To clarify the docs, it does not say "close if no key presses", it says
2 different things. 2nd part being, Setting the ms will close the window
after the time regardless. The wording of the "displaying the window
indefinitely until any keypress" - when 0, does not say anything about
closing, so the until a keypress is unclear as to what that means, as
any keypress when it is 0 definitely does not close it. They do activate
the pan/zoom, and ability to ESC though..

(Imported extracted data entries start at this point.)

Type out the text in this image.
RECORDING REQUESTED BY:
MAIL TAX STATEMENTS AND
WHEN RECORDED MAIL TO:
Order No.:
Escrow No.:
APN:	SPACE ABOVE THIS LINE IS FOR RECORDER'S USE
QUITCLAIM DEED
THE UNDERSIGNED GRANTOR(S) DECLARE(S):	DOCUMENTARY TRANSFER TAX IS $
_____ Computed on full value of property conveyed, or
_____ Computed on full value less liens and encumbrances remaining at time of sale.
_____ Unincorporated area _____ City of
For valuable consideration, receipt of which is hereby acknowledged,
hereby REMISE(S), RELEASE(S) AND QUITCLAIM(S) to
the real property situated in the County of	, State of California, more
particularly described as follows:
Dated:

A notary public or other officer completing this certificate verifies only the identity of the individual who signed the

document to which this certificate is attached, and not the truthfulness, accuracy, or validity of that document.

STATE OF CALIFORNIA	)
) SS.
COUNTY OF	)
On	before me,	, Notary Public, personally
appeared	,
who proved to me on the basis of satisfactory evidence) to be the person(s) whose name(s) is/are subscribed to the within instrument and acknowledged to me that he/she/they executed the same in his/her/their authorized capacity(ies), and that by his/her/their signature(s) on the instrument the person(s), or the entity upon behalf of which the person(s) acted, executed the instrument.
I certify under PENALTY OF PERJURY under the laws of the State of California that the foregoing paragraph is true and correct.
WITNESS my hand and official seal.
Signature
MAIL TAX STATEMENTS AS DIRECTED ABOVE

Also to clarify (just in case), waitKey is in ms, and time.sleep is in
seconds, so waitKey 100 is 0.1, the equivalent to time.sleep(20) would
be waitKey(20000)
The likely reason the desktop is complaining about an unresponsive app
is that even though you still see that image, even at 100 ms (0.1s) the
window you are clicking on by that time is technically already dead and
closed, just not cleaned up.
Additionally at least one of the error messages you were getting were in
regard to qt (one of the graphical options under the hood), my
understanding is that qt has some added controls for imshow that show up
in a toolbar above the image (I don't have them so I don't see them). A
sort of hypothetical guess, but it might be that those features are
getting launched, but when they don't have the live imshow to operate
on, they choke and the OS steps in (could be wrong).
Does the update solve your problem in practice though? That is just a
loop that makes the imshow live again for 1 ms, then pauses for 1
second, then runs recursively. Potentially indefinitely delaying
anything from being flagged as stuck. I assume that doesn't give you the
pan/zoom ability either (at least it doesn't on mine).